Partner: Katherine Astbury (UW). Email: Katherine.Astbury@warwick.ac.uk

Kate Astbury is Professor of French Studies and Head of the School of Modern Languages and Cultures at the University of Warwick. Her research focuses on how culture played an important part in shaping French debates about identity, nationhood and political legitimacy during the French Revolution and First Empire: it did not simply reflect political events but inflected the public sphere and influenced the calculations made by those on the political scene. She has worked closely with English Heritage at Portchester castle for a number of years now, advising on the reinterpretation of the keep, particularly the French prisoner-of-war theatre there between 1810-1814.
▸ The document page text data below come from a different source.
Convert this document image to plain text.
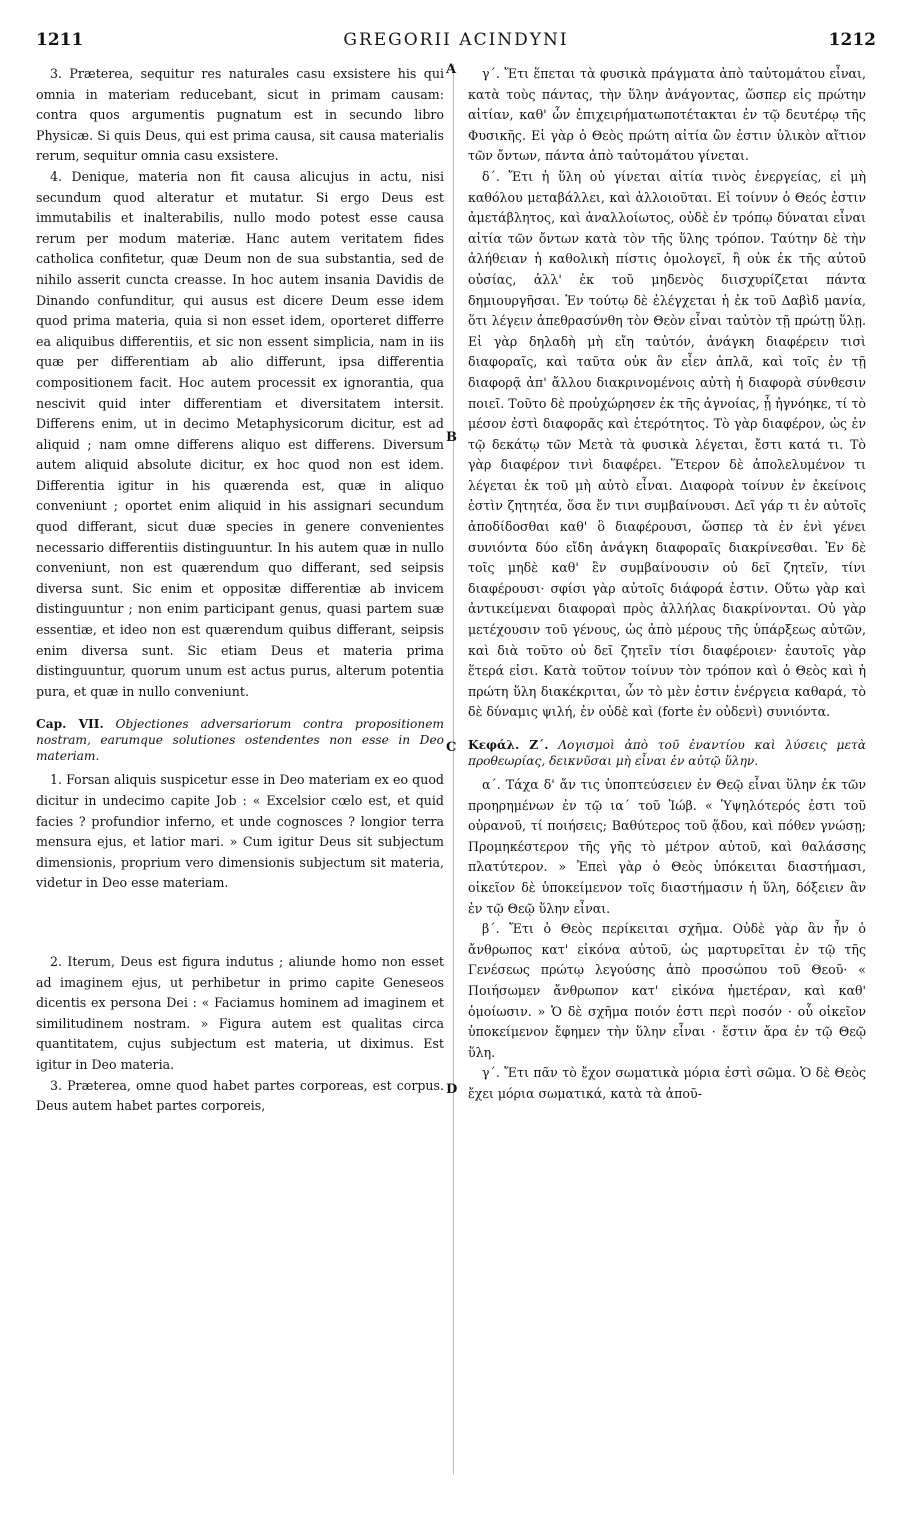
1211	GREGORII ACINDYNI	1212
A
B
C
D

3. Præterea, sequitur res naturales casu exsistere his qui omnia in materiam reducebant, sicut in primam causam: contra quos argumentis pugnatum est in secundo libro Physicæ. Si quis Deus, qui est prima causa, sit causa materialis rerum, sequitur omnia casu exsistere.

4. Denique, materia non fit causa alicujus in actu, nisi secundum quod alteratur et mutatur. Si ergo Deus est immutabilis et inalterabilis, nullo modo potest esse causa rerum per modum materiæ. Hanc autem veritatem fides catholica confitetur, quæ Deum non de sua substantia, sed de nihilo asserit cuncta creasse. In hoc autem insania Davidis de Dinando confunditur, qui ausus est dicere Deum esse idem quod prima materia, quia si non esset idem, oporteret differre ea aliquibus differentiis, et sic non essent simplicia, nam in iis quæ per differentiam ab alio differunt, ipsa differentia compositionem facit. Hoc autem processit ex ignorantia, qua nescivit quid inter differentiam et diversitatem intersit. Differens enim, ut in decimo Metaphysicorum dicitur, est ad aliquid ; nam omne differens aliquo est differens. Diversum autem aliquid absolute dicitur, ex hoc quod non est idem. Differentia igitur in his quærenda est, quæ in aliquo conveniunt ; oportet enim aliquid in his assignari secundum quod differant, sicut duæ species in genere convenientes necessario differentiis distinguuntur. In his autem quæ in nullo conveniunt, non est quærendum quo differant, sed seipsis diversa sunt. Sic enim et oppositæ differentiæ ab invicem distinguuntur ; non enim participant genus, quasi partem suæ essentiæ, et ideo non est quærendum quibus differant, seipsis enim diversa sunt. Sic etiam Deus et materia prima distinguuntur, quorum unum est actus purus, alterum potentia pura, et quæ in nullo conveniunt.

Cap. VII. Objectiones adversariorum contra propositionem nostram, earumque solutiones ostendentes non esse in Deo materiam.

1. Forsan aliquis suspicetur esse in Deo materiam ex eo quod dicitur in undecimo capite Job : « Excelsior cœlo est, et quid facies ? profundior inferno, et unde cognosces ? longior terra mensura ejus, et latior mari. » Cum igitur Deus sit subjectum dimensionis, proprium vero dimensionis subjectum sit materia, videtur in Deo esse materiam.

2. Iterum, Deus est figura indutus ; aliunde homo non esset ad imaginem ejus, ut perhibetur in primo capite Geneseos dicentis ex persona Dei : « Faciamus hominem ad imaginem et similitudinem nostram. » Figura autem est qualitas circa quantitatem, cujus subjectum est materia, ut diximus. Est igitur in Deo materia.

3. Præterea, omne quod habet partes corporeas, est corpus. Deus autem habet partes corporeis,

γ΄. Ἔτι ἕπεται τὰ φυσικὰ πράγματα ἀπὸ ταὐτομάτου εἶναι, κατὰ τοὺς πάντας, τὴν ὕλην ἀνάγοντας, ὥσπερ εἰς πρώτην αἰτίαν, καθ' ὧν ἐπιχειρήματωποτέτακται ἐν τῷ δευτέρῳ τῆς Φυσικῆς. Εἰ γὰρ ὁ Θεὸς πρώτη αἰτία ὢν ἐστιν ὑλικὸν αἴτιον τῶν ὄντων, πάντα ἀπὸ ταὐτομάτου γίνεται.

δ΄. Ἔτι ἡ ὕλη οὐ γίνεται αἰτία τινὸς ἐνεργείας, εἰ μὴ καθόλου μεταβάλλει, καὶ ἀλλοιοῦται. Εἰ τοίνυν ὁ Θεός ἐστιν ἀμετάβλητος, καὶ ἀναλλοίωτος, οὐδὲ ἐν τρόπῳ δύναται εἶναι αἰτία τῶν ὄντων κατὰ τὸν τῆς ὕλης τρόπον. Ταύτην δὲ τὴν ἀλήθειαν ἡ καθολικὴ πίστις ὁμολογεῖ, ἢ οὐκ ἐκ τῆς αὐτοῦ οὐσίας, ἀλλ' ἐκ τοῦ μηδενὸς διισχυρίζεται πάντα δημιουργῆσαι. Ἐν τούτῳ δὲ ἐλέγχεται ἡ ἐκ τοῦ Δαβὶδ μανία, ὅτι λέγειν ἀπεθρασύνθη τὸν Θεὸν εἶναι ταὐτὸν τῇ πρώτῃ ὕλῃ. Εἰ γὰρ δηλαδὴ μὴ εἴη ταὐτόν, ἀνάγκη διαφέρειν τισὶ διαφοραῖς, καὶ ταῦτα οὐκ ἂν εἶεν ἁπλᾶ, καὶ τοῖς ἐν τῇ διαφορᾷ ἀπ' ἄλλου διακρινομένοις αὐτὴ ἡ διαφορὰ σύνθεσιν ποιεῖ. Τοῦτο δὲ προὐχώρησεν ἐκ τῆς ἀγνοίας, ᾗ ἠγνόηκε, τί τὸ μέσον ἐστὶ διαφορᾶς καὶ ἑτερότητος. Τὸ γὰρ διαφέρον, ὡς ἐν τῷ δεκάτῳ τῶν Μετὰ τὰ φυσικὰ λέγεται, ἔστι κατά τι. Τὸ γὰρ διαφέρον τινὶ διαφέρει. Ἕτερον δὲ ἀπολελυμένον τι λέγεται ἐκ τοῦ μὴ αὐτὸ εἶναι. Διαφορὰ τοίνυν ἐν ἐκείνοις ἐστὶν ζητητέα, ὅσα ἔν τινι συμβαίνουσι. Δεῖ γάρ τι ἐν αὐτοῖς ἀποδίδοσθαι καθ' ὃ διαφέρουσι, ὥσπερ τὰ ἐν ἑνὶ γένει συνιόντα δύο εἴδη ἀνάγκη διαφοραῖς διακρίνεσθαι. Ἐν δὲ τοῖς μηδὲ καθ' ἓν συμβαίνουσιν οὐ δεῖ ζητεῖν, τίνι διαφέρουσι· σφίσι γὰρ αὐτοῖς διάφορά ἐστιν. Οὕτω γὰρ καὶ ἀντικείμεναι διαφοραὶ πρὸς ἀλλήλας διακρίνονται. Οὐ γὰρ μετέχουσιν τοῦ γένους, ὡς ἀπὸ μέρους τῆς ὑπάρξεως αὐτῶν, καὶ διὰ τοῦτο οὐ δεῖ ζητεῖν τίσι διαφέροιεν· ἑαυτοῖς γὰρ ἕτερά εἰσι. Κατὰ τοῦτον τοίνυν τὸν τρόπον καὶ ὁ Θεὸς καὶ ἡ πρώτη ὕλη διακέκριται, ὧν τὸ μὲν ἐστιν ἐνέργεια καθαρά, τὸ δὲ δύναμις ψιλή, ἐν οὐδὲ καὶ (forte ἐν οὐδενὶ) συνιόντα.

Κεφάλ. Ζ΄. Λογισμοὶ ἀπὸ τοῦ ἐναντίου καὶ λύσεις μετὰ προθεωρίας, δεικνῦσαι μὴ εἶναι ἐν αὐτῷ ὕλην.

α΄. Τάχα δ' ἄν τις ὑποπτεύσειεν ἐν Θεῷ εἶναι ὕλην ἐκ τῶν προηρημένων ἐν τῷ ια΄ τοῦ Ἰώβ. « Ὑψηλότερός ἐστι τοῦ οὐρανοῦ, τί ποιήσεις; Βαθύτερος τοῦ ᾅδου, καὶ πόθεν γνώσῃ; Προμηκέστερον τῆς γῆς τὸ μέτρον αὐτοῦ, καὶ θαλάσσης πλατύτερον. » Ἐπεὶ γὰρ ὁ Θεὸς ὑπόκειται διαστήμασι, οἰκεῖον δὲ ὑποκείμενον τοῖς διαστήμασιν ἡ ὕλη, δόξειεν ἂν ἐν τῷ Θεῷ ὕλην εἶναι.

β΄. Ἔτι ὁ Θεὸς περίκειται σχῆμα. Οὐδὲ γὰρ ἂν ἦν ὁ ἄνθρωπος κατ' εἰκόνα αὐτοῦ, ὡς μαρτυρεῖται ἐν τῷ τῆς Γενέσεως πρώτῳ λεγούσης ἀπὸ προσώπου τοῦ Θεοῦ· « Ποιήσωμεν ἄνθρωπον κατ' εἰκόνα ἡμετέραν, καὶ καθ' ὁμοίωσιν. » Ὁ δὲ σχῆμα ποιόν ἐστι περὶ ποσόν · οὗ οἰκεῖον ὑποκείμενον ἔφημεν τὴν ὕλην εἶναι · ἔστιν ἄρα ἐν τῷ Θεῷ ὕλη.

γ΄. Ἔτι πᾶν τὸ ἔχον σωματικὰ μόρια ἐστὶ σῶμα. Ὁ δὲ Θεὸς ἔχει μόρια σωματικά, κατὰ τὰ ἀποῦ-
Assistant: Florian Klauser (UL). Email: florian.klauser@ff.uni-lj.si

Florian Klauser is an administrative and teaching assistant at the Department of Translation Studies, Faculty of Arts, University of Ljubljana, Slovenia. He studied German and Japanese (Ba), cognitive science (MSc) as well as philosophy (PhD), and provides organisational, administrative, teaching and research assistance to a wide range of studies and projects, foremost of which is the EUTOPIA Learning community text and discourse analysis. Other odd jobs of his include being a German language teacher, writing tutor and freelance (co-)researcher. He practices empirical phenomenology – specifically the method of second-person in-depth phenomenological inquiry, which he helped develop. His primary research interest is in the experience of belief/knowledge enaction in particular and cognitive phenomenology in general. Outside of his own research, he participates as a trained co-researcher in various empirical phenomenological studies, both as interviewee and interviewer.